Il est impossible de prévoir comment pourra évoluer la situation dans les prochaines années ; mais il est clair que le monde n'a plus, aujourd'hui, de système monétaire stable. C'est encore plus évident depuis que de nombreuses monnaies se sont mises à flotter. L'absence de parité fixe entre les monnaies constitue la principale menace qui pèse sur la vie économique internationale.

Négociations

Aujourd'hui les échanges extérieurs constituent un des principaux soutiens de l'activité économique de chaque pays. C'est ainsi que les exportations de produits industriels, calculées en pourcentage de la production de ces produits dans chaque économie, ont atteint 25 % en France (contre 22 % en 1960), 38 % au Japon et en Allemagne, 46 % en Italie, 48 % en Grande-Bretagne, 62 % en Suède et 75 % aux Pays-Bas. Or, lorsque les taux de change ne sont plus fixes, l'entreprise qui achète à l'étranger ne sait pas d'avance quel prix elle va payer ; et celle qui vend à l'extérieur ne sait pas davantage quel profit elle peut espérer.

Pour l'instant, aucune catastrophe ne s'est encore produite : le commerce international vit sur la vitesse acquise, et les relations restent assez stables à l'intérieur de grands ensembles comme le Marché commun. Pour combien de temps ? Nul ne sait si, à l'occasion de nouvelles secousses, les monnaies européennes pourront continuer de se tenir ensemble. Déjà la livre sterling et la lire italienne font bande à part, et le mark a bien failli être contraint d'en faire autant (bien qu'en sens inverse, au début de l'été 1973).

La grande négociation commerciale souhaitée par les Américains pour l'automne 1973 est évidemment hypothéquée par cette inconnue monétaire. Les Européens refusent de faire des concessions commerciales aux Américains tant que ceux-ci n'auront pas accepté une plus grande discipline pour le dollar. Ils réclament donc une réforme du système monétaire comme préalable à la négociation commerciale.

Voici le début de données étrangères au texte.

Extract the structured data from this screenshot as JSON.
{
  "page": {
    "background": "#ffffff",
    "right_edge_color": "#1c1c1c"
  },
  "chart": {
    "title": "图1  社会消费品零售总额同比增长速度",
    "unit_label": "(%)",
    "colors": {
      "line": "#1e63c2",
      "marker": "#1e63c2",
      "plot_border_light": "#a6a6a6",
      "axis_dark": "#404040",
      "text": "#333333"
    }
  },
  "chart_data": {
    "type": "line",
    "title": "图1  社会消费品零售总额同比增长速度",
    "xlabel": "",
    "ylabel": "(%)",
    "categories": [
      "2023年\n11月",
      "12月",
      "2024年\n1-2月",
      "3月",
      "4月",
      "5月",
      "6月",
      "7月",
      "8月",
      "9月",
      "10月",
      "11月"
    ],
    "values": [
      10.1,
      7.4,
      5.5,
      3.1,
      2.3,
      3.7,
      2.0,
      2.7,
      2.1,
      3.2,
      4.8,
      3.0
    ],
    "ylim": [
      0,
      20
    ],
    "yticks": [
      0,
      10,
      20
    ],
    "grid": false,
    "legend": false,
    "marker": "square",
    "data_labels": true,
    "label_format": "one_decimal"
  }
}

Les Américains, de leur côté, font monter les enchères en disant que tout cela s'inscrit dans une révision des relations politico-économiques entre les États-Unis, l'Europe et le Japon. Ils laissent entendre que l'aide militaire qu'ils apportent à l'Europe pour sa défense doit avoir des contreparties commerciales. La rencontre Nixon-Pompidou du 1er juin 1973 en Islande n'a pas tranché ce débat. Le point d'équilibre entre les exigences des uns et des autres n'est manifestement pas encore atteint. Il faut souhaiter qu'il le soit avant que la crise monétaire ne dégénère en crise économique, c'est-à-dire avant qu'au tumulte des monnaies s'ajoute celui des hommes.